Reasons for becoming unwell

There is research evidence that physical, social, environmental and psychological factors can contribute to the development of severe distress that gets diagnosed as mental illness. For most people, their mental health problems result from many factors interacting with each other. This is similar to the way that physical health problems often develop. Frequently it is difficult to pinpoint one main cause. For example, the link between a person’s genetic make-up and mental health is complex, and not well understood.

The people we spoke to had received various psychiatric diagnoses at different life stages. Most people could not identify any special reason for becoming unwell. Many found it hard to attribute first starting to feel unwell to particular circumstances or events. For some, feeling unwell began after the culmination of many things. As Helen said, ‘certain things that have happened through my life have maybe, all combined, pushed me into depression’. While many people were first diagnosed with severe mental health problems in adulthood, some described themselves as being ‘different’ and experiencing anxiety or other problems from an early age. For Ann this was as early as the age of two. This fits with strong research evidence that most people who experience severe mental health problems as adults first have similar experiences as teenagers or young adults, even though they may not receive a diagnosis at that stage of life. Tanai said her mother had a virus during pregnancy, and that people thought Tanai experienced brain damage in utero which effected her mental health.

While some people did experience life events that were out of the ordinary or ‘traumatic’, these were not always identified as contributing directly to mental health problems. Rather, some people talked about such life events as difficult times that they had to deal with, occasionally in the context of an existing diagnosis of a severe mental health problem (see Negotiating daily life). For other people, it was the way they responded to these unusual or distressing events that alerted them or others to the fact they were unwell.

Nonetheless, many people spoke about the time when they first became unwell as being a time of particular pressure or stress in their lives which was often attributed to work, studies, relationships or parental pressure. Carlo was in a high powered job in the city when he experienced panic attacks and heart problems. Maria found the pressure from her parents to be ‘more Greek than Australian… reached boiling point’ when she was diagnosed with bipolar disorder at the age of 19. David experienced ‘a personal loss’ when his best friend died in a car accident and someone he was ‘in love with’ was dying of cancer at the same time. He was told he had post-traumatic stress.


Ann was sleeping a lot towards the end of her studies, and had moments of wishing her life ‘would end’. When she got a job she was bullied at work, which she said was ‘when things really went quite pear-shaped’.

Moving house was a time of stress for some. Vanessa moved to the city from a small community where she lived on a farm. The transition from a place where everyone was ‘warm’ to a city where people were ‘not very hospitable’ created a lot of stress and eventually she experienced ‘major depression’.


Brendan noticed the first signs of depression when he moved to a new state with his mother and stepfather when he was 15. He missed his brother, found it difficult to make friends, and felt isolated.

When Helen’s husband put pressure on her to move to his homeland, she found she had trouble sleeping. After the move, she said, she ‘started to get out of hand’.

Young adulthood could be a particular time of pressure and stress (you can read more about that here: Childhood and adolescence)


Luana became ‘really stressed out’ when a lecturer told the students that 70% of them would fail. Later, the stress of doing well at work led to a breakdown.

For Sarah, her early 20s were ‘a confusing age’. She was just out of school and still working things out when she went on a Buddhist retreat in South East Asia and began hallucinating.

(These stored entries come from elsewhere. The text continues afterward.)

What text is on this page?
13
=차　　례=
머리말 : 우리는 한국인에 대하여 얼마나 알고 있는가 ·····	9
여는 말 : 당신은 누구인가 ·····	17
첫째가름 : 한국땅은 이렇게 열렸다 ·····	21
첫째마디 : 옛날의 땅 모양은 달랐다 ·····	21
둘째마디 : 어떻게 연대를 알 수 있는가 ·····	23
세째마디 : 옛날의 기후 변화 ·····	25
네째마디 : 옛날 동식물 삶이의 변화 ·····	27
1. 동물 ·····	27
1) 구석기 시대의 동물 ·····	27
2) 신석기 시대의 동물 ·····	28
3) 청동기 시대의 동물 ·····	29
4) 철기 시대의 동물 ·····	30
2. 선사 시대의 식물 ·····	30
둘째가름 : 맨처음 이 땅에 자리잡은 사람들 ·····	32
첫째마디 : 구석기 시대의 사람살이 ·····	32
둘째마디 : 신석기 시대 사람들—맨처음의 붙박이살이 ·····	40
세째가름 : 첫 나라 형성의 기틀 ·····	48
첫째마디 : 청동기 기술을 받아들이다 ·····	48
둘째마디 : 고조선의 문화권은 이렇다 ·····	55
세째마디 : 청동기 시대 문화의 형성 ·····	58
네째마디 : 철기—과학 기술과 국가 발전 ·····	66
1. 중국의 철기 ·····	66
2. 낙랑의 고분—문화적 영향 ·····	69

Some people were distressed by experiencing vague and shifting mental health problems over long periods of time. This is a typical situation for young people with mental health problems who may or may not receive a psychiatric diagnosis later in life. A few people described how they had taken recreational drugs at some point in their lives. Some said this had helped them to cope with stress or anxiety, but others felt that it may have contributed to their distress.

Dealing with pain, physical illness, injuries or disabilities, was a critical time for some people (see Physical health and mental wellbeing). Bernadette said she ‘slipped into a psychosis’ when she was being treated for hepatitis C. She described this as the side effect of medication combined with ‘a whole lot of stressful stuff that happened to me while I was on it’. Cindy described how she ‘suffered depression’ after seeking medical help for a painful skin condition that resulted in ‘itchy burning sores on her hand’. She described becoming ‘worn out’ because doctors ‘weren’t listening’ and ‘didn’t want to believe’ her. One doctor told her she was ‘delusional’. Her skin problem was never resolved.


After Michelle had an operation for sciatica the pain returned and the doctors couldn’t find a cause. She said the pain was ‘slowly eating away at’ her mind.

Although David had experienced ‘mental health symptoms on and off’ from his pre-teens, he had never sought help. When he had surgery that left him with chronic pain he felt suicidal and asked to see a psychiatrist.